One of those ramifications that required consideration was the fact that "the whole concept of de-identification is rendered moot by having genome sequence data," he said.

That's because "whole-genome sequence data is, by definition, identifiable," he explained pointing out that about 250 kilobases of sequence has enough SNPs to uniquely identify someone.

"What that means is that the data should be reliably encrypted, yet accessible, so that one can control access to the data and safeguard the security and integrity of the data," he said.

As a result, the first building block of GenoSpace's infrastructure was "a secure data archive" that allowed "controlled and rapid access" to the data.

That ruled out relational databases, Quackenbush said. "What you want is ... a modern web-based architecture that can scale to cloud-based infrastructure."

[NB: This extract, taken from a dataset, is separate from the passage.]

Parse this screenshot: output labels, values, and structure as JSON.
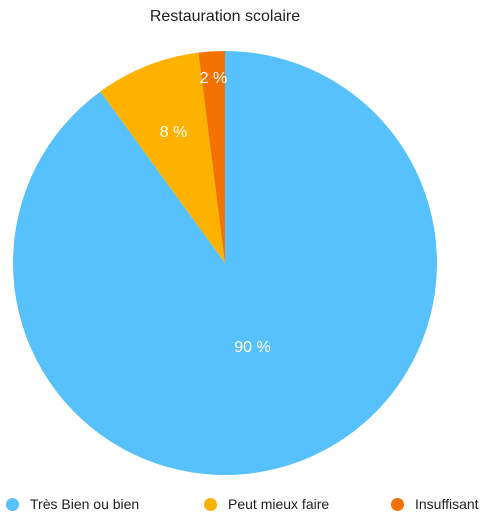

The next step was to ensure that the resource addressed the needs of the target user communities — patients and physicians, disease foundations, pharmaceutical companies, contract research organizations, and research scientists.

Besides access to data, these groups require tools that allow them to ask questions that are of interest to them and further their research efforts, Quackenbush noted. Therefore, developing a well-rounded tool meant understanding the kinds of research questions that users might want to ask of the data and then building tools that would allow them to do that.

For example, research scientists might want to explore the activity of a gene or pathway of interest in a cohort. GenoSpace enables that "by allowing them to define cohorts of their own" based on clinical and genomic information, he said.

The cloud also caters to the needs of larger collaborative projects that generate large quantities of information and require a solution that allows participants to move data freely amongst partner institutions and researchers, he said.

"That's a problem we are seeing time and again" in these large projects, he said.

Quackenbush acknowledged that companies like DNANexus and Illumina that also offer cloud-based genomic storage solutions are also attempting to tackle issues of data access and movement.

DNANexus, in particular, will likely have its eye on GenoSpace, whose offering competes with its own. Quackenbush pointed out, however, that DNANexus has historically catered to research markets and has only recently tried to break into the clinical arena.

In response to whether GenoSpace would offer some sort of consulting or data analysis service to customers, Quackenbush said that it isn't "something we thought about doing as a business."

Part of the underlying reason for that decision is that Dana-Farber already offers a genomic data analysis service through its Center for Cancer Computational Biology, which Quackenbush directs.

"I don't want to compete with what I am doing at Dana-Farber," he said. "What we want to focus on is the infrastructure to allow people to do research."